Methods: Data from the 2009-2011 Pregnancy Risk Assessment Monitoring System (PRAMS) were used. State-level women's employment/earnings and social/economic autonomy indices were computed from indicators published by the Institute of Women's Policy Research (IWPR). Multilevel multivariable logistic regression analyses were performed.
Results: Among 91,253 women with valid responses, 11.3% had PPD symptoms, prevalence ranging from 7.1% in Illinois to 17.1% in Arkansas. Women who experienced all four stressor categories, including partner related, traumatic, emotional, and financial, had the highest odds (adjusted odds ratio [aOR]: 5.43; 95% confidence interval [CI]: 5.36-5.51) of PPD symptoms. The odds of experiencing PPD symptoms decreased with an increase in the state-level social/economic autonomy index (aOR: 0.75; 95% CI: 0.64-0.88). There was significant cross-level interaction between number of stressor categories experienced and state-level index.
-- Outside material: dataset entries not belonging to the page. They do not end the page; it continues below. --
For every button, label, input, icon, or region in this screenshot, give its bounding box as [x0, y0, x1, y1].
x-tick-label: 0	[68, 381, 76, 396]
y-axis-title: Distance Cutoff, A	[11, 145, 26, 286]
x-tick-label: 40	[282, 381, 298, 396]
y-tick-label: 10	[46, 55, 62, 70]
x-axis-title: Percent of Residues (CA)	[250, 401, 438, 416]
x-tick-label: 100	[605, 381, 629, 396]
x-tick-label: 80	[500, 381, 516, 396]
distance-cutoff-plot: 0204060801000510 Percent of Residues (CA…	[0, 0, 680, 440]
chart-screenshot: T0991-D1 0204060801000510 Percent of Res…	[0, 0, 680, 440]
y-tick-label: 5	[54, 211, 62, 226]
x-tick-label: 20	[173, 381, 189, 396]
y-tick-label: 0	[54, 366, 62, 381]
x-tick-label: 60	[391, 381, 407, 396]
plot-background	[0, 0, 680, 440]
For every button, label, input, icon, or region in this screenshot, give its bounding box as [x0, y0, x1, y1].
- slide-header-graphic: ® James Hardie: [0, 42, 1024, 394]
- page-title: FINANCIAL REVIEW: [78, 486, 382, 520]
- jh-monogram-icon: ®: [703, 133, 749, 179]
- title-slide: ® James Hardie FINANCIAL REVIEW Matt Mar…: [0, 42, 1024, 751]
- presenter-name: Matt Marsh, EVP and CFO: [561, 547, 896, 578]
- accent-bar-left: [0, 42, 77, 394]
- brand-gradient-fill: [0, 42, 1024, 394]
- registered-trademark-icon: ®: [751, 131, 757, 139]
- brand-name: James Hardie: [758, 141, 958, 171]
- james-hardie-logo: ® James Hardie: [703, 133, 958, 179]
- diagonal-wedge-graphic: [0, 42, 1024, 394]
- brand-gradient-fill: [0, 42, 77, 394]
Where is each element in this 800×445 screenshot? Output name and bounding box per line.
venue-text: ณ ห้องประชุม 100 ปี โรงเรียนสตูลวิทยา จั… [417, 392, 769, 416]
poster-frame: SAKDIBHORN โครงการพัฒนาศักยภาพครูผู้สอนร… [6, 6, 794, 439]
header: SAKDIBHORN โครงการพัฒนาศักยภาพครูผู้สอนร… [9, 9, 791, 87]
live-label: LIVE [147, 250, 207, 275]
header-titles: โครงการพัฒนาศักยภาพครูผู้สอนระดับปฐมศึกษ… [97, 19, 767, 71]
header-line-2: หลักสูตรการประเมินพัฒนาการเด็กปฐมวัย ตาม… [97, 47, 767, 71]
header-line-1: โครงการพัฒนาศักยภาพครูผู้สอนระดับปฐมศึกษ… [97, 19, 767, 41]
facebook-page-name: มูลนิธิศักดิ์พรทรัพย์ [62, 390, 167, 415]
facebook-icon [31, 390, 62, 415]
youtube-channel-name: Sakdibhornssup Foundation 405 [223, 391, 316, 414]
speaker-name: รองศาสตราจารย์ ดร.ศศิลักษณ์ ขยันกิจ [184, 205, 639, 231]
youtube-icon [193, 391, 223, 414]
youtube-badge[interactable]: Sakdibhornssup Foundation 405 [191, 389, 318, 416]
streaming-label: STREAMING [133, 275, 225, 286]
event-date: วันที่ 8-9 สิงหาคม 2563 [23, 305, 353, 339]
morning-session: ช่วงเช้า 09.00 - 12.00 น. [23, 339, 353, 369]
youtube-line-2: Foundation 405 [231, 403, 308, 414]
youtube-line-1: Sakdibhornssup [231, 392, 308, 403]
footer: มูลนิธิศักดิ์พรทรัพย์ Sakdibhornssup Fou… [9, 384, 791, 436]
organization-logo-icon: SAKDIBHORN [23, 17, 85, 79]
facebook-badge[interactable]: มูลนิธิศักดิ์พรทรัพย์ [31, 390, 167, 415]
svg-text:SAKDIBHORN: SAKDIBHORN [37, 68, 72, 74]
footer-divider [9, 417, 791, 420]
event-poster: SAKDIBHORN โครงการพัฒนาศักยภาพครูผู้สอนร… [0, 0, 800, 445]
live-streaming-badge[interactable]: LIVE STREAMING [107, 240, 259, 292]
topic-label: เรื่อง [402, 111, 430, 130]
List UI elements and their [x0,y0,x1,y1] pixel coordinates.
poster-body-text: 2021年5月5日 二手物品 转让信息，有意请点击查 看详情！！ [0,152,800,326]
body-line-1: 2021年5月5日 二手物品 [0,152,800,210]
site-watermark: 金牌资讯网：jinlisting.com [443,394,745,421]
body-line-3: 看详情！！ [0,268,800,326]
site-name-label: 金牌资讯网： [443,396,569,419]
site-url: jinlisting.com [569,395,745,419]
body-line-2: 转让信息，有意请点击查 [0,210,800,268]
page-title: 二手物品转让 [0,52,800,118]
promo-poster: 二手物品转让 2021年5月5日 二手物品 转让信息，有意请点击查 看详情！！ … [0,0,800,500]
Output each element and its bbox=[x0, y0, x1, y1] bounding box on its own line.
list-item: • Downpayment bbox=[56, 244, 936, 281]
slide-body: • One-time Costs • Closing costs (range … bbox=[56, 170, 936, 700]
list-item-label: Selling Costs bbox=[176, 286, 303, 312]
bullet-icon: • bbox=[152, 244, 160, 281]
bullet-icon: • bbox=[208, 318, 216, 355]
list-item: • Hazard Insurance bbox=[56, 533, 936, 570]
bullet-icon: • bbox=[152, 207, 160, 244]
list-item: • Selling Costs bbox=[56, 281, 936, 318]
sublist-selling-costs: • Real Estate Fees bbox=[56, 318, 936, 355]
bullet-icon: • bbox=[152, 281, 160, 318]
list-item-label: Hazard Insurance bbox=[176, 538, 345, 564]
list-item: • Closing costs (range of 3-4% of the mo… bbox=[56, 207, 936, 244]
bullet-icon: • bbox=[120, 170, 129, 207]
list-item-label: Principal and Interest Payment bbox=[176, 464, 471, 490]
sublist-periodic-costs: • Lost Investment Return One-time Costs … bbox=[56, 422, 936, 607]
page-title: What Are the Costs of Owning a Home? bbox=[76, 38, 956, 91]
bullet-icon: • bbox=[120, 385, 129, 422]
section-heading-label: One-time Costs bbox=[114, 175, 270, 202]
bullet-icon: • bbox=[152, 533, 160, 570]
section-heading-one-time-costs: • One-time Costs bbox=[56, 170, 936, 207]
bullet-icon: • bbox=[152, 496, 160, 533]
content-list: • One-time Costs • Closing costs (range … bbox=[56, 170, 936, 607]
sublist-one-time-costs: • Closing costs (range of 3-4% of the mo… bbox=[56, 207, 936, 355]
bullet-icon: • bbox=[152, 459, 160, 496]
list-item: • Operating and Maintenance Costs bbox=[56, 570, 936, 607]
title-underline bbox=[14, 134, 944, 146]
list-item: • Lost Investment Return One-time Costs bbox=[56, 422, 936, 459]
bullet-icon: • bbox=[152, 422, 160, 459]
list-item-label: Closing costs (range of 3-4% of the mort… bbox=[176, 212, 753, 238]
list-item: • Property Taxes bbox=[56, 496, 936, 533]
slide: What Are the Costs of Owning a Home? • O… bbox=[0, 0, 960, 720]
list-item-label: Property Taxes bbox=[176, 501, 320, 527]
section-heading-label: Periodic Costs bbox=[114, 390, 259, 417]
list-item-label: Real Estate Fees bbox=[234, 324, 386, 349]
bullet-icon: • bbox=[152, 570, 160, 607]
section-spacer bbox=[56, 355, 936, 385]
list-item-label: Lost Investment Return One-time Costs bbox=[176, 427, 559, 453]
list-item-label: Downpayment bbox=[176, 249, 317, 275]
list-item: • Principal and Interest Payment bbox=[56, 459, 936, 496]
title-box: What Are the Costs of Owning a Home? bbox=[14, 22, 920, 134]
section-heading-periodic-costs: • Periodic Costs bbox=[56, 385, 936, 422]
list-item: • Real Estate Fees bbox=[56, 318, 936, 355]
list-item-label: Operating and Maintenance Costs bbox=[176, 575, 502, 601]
Conclusions: Screening for antenatal SLEs can help identify women at risk for PPD symptoms. That the odds of having PPD symptoms decreased with increasing state-level social/economic autonomy and women residing in states with lower indices were more vulnerable to the impacts of antenatal stressors, could have policy implications related to improving the SES of women in these states.
Keywords: PRAMS; antenatal stressful life events; postpartum depression; women's state-level SES.